With oil leading the way, the drop in world commodity prices has had a a politically destabilizing effect, particularly strongly on South America’s most politically progressive regimes, including Brazil, Venezuela, Argentina, Uruguay, and Ecuador. Although oil is the most prominent of these commodities, falling mineral and agricultural products prices, like soybeans native to South America, have accentuated the economic stress.
Throughout the West fiscal austerity measures, either self-imposed by right wing government policies or imposed externally by the IMF, have served to dampen consumer spending and reduce manufacturing growth. While China’s falling exports resulting from the weak Western demand has had a strong effect on reducing oil consumption and hence prices, it is likely that Saudi Arabia and the Gulf State oil kingdoms have refused to cut production in order to hurt Iran and to undermine the US shale oil boom.
These are big-time economic headaches for not only countries but also for a little guy who blew the whistle on many government’s lies and secret plans. Julian Assange, of Wikileaks fame, has sat in a small room in the Ecuadorian Embassy in London for almost four years and the announcement below, brought on by this mega commodity meltdown, signals that his days under Ecuadorian protection may be numbered:
Rafael Correa (President of Ecuador) will not compete for re-election, in the context of an uncertain economic outlook for his country. (From an article by Raul Zibechi, Upside Down World)
When a new, right wing government, or, indeed, any new president who wants to make nice with the U.S., comes to power, Assange will be unceremoniously kicked out or the Ecuadorian embassy into the hands of the US CIA.

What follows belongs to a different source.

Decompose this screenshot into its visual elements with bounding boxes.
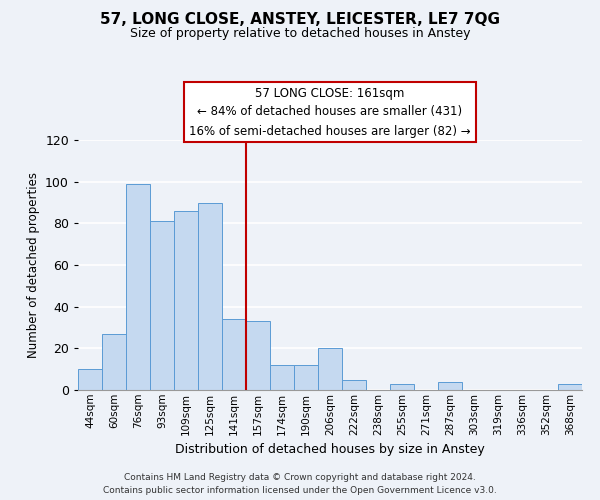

Besides the drama around Assange, another side effect of the depression in oil and commodity prices involves Venezuela and its relations with Cuba. Already the popular revolution under Chavez is in trouble because of the economic problems brought on by the 50% collapse in oil prices. Cuba has been a beneficiary of favorable price treatment on Venezuelan oil which could be reversed with the end of Madura’s presidency and replacement with a right wing government. He has already lost the parliament to the opposition in the recent election.
Change is coming and it doesn’t look good.